Noi lo guardammo silenziosi e consci della sua scelta. Ci abbracciammo in un insolito silenzio. E poi Paolo se ne andò. Il giorno dopo consegnò la lettera di dimissioni al lavoro, salì in macchina e tornò a casa. Mollò tutto perchè voleva fare qualcosa per la sua Sicilia.

Passarono i mesi ed in Club House arrivò una lettera.

Destinatario: La Mia Famiglia del Rugby.

Mittente: Paolo il Siciliano.

Ragazzi,

una spiegazione ve la dovevo. Per questo ho deciso di mandarvi questa lettera.

Sono un avvocato e ho voluto rientrare a tutti i costi nella mia terra ferita. Ma questo lo avevate capito. Non potevo non darmi da fare per provare a cambiare le cose. Provare a cambiare le più piccle cose. Dovevo e volevo provarci. Spero abbiate capito il mio addio. Vi porterò per sempre nel cuore. Vi saluto con un pensiero di Paolo Borsellino che, di fatto, è il motivo che mi ha spinto a ritornare. Vi abbraccio tutti.

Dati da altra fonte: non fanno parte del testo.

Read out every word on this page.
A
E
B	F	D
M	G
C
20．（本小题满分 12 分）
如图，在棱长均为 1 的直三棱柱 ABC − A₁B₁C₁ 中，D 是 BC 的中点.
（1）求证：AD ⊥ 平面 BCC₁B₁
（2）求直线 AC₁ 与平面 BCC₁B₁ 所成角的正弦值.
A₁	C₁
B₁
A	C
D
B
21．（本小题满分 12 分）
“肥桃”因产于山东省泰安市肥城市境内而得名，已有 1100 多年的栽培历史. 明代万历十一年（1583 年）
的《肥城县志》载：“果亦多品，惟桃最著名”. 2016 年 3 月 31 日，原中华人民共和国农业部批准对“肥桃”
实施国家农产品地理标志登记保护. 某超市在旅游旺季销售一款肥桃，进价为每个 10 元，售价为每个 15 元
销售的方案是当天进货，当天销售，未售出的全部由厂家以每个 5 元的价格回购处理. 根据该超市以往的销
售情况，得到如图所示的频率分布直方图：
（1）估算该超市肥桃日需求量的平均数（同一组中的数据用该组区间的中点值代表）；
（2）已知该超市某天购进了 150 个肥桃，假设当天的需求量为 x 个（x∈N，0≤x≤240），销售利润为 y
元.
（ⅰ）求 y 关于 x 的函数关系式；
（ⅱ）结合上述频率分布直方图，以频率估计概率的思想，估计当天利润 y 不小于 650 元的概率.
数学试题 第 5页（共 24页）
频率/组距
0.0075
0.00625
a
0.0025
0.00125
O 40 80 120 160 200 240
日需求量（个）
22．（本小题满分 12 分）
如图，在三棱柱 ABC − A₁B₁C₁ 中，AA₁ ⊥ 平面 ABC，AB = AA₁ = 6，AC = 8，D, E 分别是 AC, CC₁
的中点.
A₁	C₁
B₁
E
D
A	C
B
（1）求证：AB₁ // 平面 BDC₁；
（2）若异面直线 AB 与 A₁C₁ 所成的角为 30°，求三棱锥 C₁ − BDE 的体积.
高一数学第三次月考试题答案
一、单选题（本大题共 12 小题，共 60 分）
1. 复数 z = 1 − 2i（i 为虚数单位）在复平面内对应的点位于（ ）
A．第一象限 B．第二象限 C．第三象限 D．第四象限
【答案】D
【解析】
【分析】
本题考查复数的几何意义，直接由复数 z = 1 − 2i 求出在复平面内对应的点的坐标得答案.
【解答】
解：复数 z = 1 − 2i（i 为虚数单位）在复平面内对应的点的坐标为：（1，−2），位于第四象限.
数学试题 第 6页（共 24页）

La lotta alla mafia dev’essere innanzitutto un movimento culturale che abitui tutti a sentire la bellezza del fresco profumo della libertà che si oppone al puzzo del compromesso morale, dell’indifferenza, della contiguità e quindi della complicità.”

Vi voglio bene.

Paolo

DEDICATO A Paolo Borsellino, Agostino Catalano, Emanuela Loi, Vincenzo Li Muli, Walter Eddie Cosina e Claudio Traina. E A TUTTE LE VITTIME DI MAFIA.